Ольга Форш (1873–1961) была известна советскому читателю прежде всего как автор исторических романов. «Одеты камнем» — одна из лучших русских книг ХХ столетия. Это страшное сочинение о судьбе безумного узника Петропавловской крепости Михаила Бейдемана странно даже числить по разряду исторической прозы — с таким отчаянием и ненавистью передан в нём вековечный абсурд одетого камнем государства, где человека росчерком пера запирают на двадцать лет без суда, без надежды на перемену участи в адский мешок Алексеевского равелина. Рассказчик истории Бейдемана — главный виновник его ареста, доносчик, а ныне петербургский обыватель, тоже медленно сходящий с ума,— выбрасывался из окна в надежде взлететь в те самые дни, когда Форш писала свой роман. Он доживал в том самом послереволюционном Петрограде, который стал главным, любимым и ненавистным воспоминанием всех его тогдашних обитателей. Не перечислишь, сколько написано об этом «Петрополе прозрачном», об умирающей имперской столице, где меж торцами на мостовых пробивалась трава. Это Петроград ахматовского «Всё расхищено, предано, продано», мандельштамовского «На страшной высоте блуждающий огонь», блоковского «Имя Пушкинского дома»; Петроград «Козлиной песни» Вагинова, «На берегах Невы» Одоевцевой, «Одиночества и свободы» Адамовича, «Лиц» Замятина, «Курсива» Берберовой.
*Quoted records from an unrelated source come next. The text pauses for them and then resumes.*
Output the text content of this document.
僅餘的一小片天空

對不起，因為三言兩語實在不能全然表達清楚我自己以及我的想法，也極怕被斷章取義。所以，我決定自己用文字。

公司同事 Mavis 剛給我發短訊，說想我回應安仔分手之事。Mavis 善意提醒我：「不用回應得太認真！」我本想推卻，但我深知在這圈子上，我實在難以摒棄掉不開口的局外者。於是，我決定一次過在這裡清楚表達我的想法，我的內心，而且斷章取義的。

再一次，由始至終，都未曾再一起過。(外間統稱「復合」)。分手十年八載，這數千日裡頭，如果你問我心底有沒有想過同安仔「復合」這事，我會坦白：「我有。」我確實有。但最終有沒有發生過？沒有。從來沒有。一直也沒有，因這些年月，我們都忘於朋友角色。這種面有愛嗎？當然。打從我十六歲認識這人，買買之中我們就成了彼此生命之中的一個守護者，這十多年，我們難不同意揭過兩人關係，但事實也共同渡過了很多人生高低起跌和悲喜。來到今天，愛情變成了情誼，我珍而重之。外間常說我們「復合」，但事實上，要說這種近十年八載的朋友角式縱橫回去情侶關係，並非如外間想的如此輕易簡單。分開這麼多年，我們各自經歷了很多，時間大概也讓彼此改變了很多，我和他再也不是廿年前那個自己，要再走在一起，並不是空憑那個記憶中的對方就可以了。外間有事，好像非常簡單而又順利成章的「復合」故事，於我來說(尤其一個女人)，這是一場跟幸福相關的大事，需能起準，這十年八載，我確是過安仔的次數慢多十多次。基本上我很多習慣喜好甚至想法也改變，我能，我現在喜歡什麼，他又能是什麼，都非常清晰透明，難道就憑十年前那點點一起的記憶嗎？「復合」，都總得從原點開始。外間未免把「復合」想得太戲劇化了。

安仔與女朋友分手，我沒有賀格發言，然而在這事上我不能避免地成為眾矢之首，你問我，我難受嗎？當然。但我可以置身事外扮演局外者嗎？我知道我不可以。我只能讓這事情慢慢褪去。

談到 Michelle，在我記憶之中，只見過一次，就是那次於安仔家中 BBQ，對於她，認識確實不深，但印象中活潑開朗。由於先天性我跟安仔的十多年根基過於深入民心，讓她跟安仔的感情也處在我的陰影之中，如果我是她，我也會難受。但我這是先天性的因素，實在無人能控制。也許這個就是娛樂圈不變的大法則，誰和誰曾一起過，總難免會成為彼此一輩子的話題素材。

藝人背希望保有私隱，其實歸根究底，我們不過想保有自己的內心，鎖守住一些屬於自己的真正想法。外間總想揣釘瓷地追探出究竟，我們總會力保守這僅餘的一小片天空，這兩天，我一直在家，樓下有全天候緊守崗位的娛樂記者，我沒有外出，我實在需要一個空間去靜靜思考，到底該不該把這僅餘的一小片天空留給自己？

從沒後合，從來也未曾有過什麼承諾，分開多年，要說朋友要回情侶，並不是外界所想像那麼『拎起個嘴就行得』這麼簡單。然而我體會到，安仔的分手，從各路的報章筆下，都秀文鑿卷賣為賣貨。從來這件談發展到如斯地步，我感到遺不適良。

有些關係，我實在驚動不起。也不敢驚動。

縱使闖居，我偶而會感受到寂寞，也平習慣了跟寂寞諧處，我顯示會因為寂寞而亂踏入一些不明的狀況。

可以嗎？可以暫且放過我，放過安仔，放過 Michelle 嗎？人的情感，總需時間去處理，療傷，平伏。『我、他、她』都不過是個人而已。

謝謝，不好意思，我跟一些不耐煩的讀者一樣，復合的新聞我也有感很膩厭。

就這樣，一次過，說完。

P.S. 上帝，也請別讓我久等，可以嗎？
Шкловский вспоминал его в «Zoo» и «Третьей фабрике», Грин метафорически описывал в «Крысолове», «Фанданго» и «Сером автомобиле», к нему постоянно возвращался в воспоминаниях и дневниковых записях Чуковский, в нём перерос себя и стал перворазрядным поэтом Ходасевич, в нём сформировались будущие обэриуты. Этот город описан у Форш в прологе и эпилоге её первого исторического романа, а сердце и нервный центр этого города — Дом искусств — стал местом действия «Сумасшедшего Корабля».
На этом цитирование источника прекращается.